Which brings us back to Ezekiel’s prophecy. When will this happen? Jenson’s answer might surprise: “looking forward from Ezekiel’s time, it is Mary’s conception of the man who is the Lord that is the future moment denoted by the repeated ‘will’ in our passage. In this direction, it is when Jesus is ‘conceived by the Holy Spirit’ that the Lord puts on his eagle self” (p. 142). God’s salvific embodiment in history is the event to which all Old Testament prophecy ultimately points. In the life, death, resurrection, and ascension of Jesus, the promises spoken by the prophets have been fulfilled; yet still the end has not occurred. History seemingly continues as it always has. Nebuchadnezzars come and go. Kingdoms rise and fall. The Ezekelian prophecy speaks of an event that cannot occur within our fallen historical time: “an Israel on a high mountain, whose fruit nourishes all nations and shelters all creation, is not a possible phenomenon of this age, also not in the time of the church” (p. 142). Jesus has ascended to the right hand of the Father and is now hidden from our sight. His presence with us is veiled under, in, with, as the bread and wine of the Holy Eucharist. But there will be a “time” when he will finally unveil himself, the Church confesses, to usher in the great transformation of the cosmos.
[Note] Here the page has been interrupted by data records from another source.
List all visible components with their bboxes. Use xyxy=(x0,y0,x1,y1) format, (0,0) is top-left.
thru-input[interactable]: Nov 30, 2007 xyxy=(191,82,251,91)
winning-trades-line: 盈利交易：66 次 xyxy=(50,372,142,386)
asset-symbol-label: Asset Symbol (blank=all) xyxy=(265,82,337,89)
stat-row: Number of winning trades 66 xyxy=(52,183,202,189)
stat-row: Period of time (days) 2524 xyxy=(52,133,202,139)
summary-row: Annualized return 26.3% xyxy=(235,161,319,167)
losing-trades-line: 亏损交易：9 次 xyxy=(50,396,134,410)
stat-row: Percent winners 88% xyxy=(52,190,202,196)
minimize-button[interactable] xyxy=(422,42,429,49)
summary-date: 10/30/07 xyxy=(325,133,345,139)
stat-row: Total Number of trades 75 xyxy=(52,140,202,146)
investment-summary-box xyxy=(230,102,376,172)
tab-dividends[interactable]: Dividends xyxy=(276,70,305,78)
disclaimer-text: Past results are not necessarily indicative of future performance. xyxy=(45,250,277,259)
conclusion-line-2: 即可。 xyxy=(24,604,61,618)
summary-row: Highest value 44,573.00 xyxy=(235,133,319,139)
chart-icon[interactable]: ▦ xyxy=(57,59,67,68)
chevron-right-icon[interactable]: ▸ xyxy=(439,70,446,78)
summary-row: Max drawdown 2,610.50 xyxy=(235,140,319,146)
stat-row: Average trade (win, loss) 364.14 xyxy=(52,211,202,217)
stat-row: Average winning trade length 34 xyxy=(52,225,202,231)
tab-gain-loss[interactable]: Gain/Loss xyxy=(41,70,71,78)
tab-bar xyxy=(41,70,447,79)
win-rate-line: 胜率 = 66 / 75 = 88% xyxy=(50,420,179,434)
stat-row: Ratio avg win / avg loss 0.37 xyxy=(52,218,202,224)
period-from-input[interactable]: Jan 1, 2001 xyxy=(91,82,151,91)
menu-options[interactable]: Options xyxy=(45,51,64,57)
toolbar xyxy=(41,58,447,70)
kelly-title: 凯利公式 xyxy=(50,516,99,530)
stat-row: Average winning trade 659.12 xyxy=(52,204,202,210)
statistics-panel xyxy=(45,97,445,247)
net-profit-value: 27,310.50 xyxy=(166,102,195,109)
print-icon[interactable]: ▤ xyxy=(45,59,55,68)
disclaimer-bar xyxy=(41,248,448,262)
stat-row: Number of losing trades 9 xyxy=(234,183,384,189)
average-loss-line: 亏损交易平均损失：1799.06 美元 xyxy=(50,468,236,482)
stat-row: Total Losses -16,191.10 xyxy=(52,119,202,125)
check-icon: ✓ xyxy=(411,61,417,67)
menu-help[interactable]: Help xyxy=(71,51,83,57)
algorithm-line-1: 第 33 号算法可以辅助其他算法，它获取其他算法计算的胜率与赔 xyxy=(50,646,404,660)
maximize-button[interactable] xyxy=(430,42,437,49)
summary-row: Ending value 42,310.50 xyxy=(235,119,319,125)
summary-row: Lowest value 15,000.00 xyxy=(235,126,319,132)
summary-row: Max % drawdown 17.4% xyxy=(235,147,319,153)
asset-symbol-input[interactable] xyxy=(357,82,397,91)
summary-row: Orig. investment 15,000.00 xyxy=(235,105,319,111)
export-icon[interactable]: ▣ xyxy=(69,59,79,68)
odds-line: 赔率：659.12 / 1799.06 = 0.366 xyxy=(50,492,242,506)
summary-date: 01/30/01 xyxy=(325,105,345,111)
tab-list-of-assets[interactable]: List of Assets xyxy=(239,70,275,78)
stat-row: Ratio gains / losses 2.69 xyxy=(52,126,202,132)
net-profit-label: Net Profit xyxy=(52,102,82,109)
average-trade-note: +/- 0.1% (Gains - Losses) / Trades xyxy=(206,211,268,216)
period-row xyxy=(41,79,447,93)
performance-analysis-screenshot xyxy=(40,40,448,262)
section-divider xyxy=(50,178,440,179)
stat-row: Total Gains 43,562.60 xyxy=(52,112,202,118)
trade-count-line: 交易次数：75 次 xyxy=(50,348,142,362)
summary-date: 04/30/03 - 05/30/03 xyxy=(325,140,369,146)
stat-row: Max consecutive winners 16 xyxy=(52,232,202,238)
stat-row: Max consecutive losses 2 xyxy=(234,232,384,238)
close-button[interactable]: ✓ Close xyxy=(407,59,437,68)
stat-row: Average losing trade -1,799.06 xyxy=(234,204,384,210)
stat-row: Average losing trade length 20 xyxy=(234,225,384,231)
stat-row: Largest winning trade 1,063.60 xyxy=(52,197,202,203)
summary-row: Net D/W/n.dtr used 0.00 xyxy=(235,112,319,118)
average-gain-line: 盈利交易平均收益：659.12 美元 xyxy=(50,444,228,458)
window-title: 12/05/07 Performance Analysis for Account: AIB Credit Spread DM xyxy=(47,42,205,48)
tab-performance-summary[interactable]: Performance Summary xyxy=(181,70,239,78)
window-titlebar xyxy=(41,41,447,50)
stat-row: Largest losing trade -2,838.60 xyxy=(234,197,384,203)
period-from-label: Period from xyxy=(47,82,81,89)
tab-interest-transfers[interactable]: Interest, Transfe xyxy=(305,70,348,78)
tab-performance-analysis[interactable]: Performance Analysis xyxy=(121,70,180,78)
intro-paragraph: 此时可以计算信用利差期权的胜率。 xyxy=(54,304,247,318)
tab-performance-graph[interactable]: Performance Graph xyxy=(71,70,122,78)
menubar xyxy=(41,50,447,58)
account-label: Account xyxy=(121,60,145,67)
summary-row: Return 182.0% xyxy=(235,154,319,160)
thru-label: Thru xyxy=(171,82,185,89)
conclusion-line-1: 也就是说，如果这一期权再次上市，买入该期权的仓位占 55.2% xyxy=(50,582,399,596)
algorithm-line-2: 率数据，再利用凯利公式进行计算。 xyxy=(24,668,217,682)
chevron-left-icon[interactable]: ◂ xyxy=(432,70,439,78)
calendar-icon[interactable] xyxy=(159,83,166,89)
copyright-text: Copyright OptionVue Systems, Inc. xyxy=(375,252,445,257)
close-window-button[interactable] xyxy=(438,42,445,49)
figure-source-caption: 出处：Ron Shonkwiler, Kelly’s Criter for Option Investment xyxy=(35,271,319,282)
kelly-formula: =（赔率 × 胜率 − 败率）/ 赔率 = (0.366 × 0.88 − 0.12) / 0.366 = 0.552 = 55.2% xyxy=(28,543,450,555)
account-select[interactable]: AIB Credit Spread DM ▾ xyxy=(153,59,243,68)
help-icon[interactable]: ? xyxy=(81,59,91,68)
We will see him in the fullness of his glory. He will be the same Jesus, the same God-Man, but finally manifest in his transfigured humanity:
But yet again, in our time after the Lord’s ascension, he is indeed incarnate but nevertheless the end is not yet; we must still await the eagle’s coming at the end. Then Jesus the Christ will not be another than Mary’s child, but we will see him differently. As the English collect for the first Sunday of Advent has it, the Son came once “in great humility,” but on “the last day … he shall come again in his glorious majesty.” (p. 142)
As Ezekiel awaited the eschatological restoration of Israel, we too await. And so we pray, “Come, Lord Jesus!”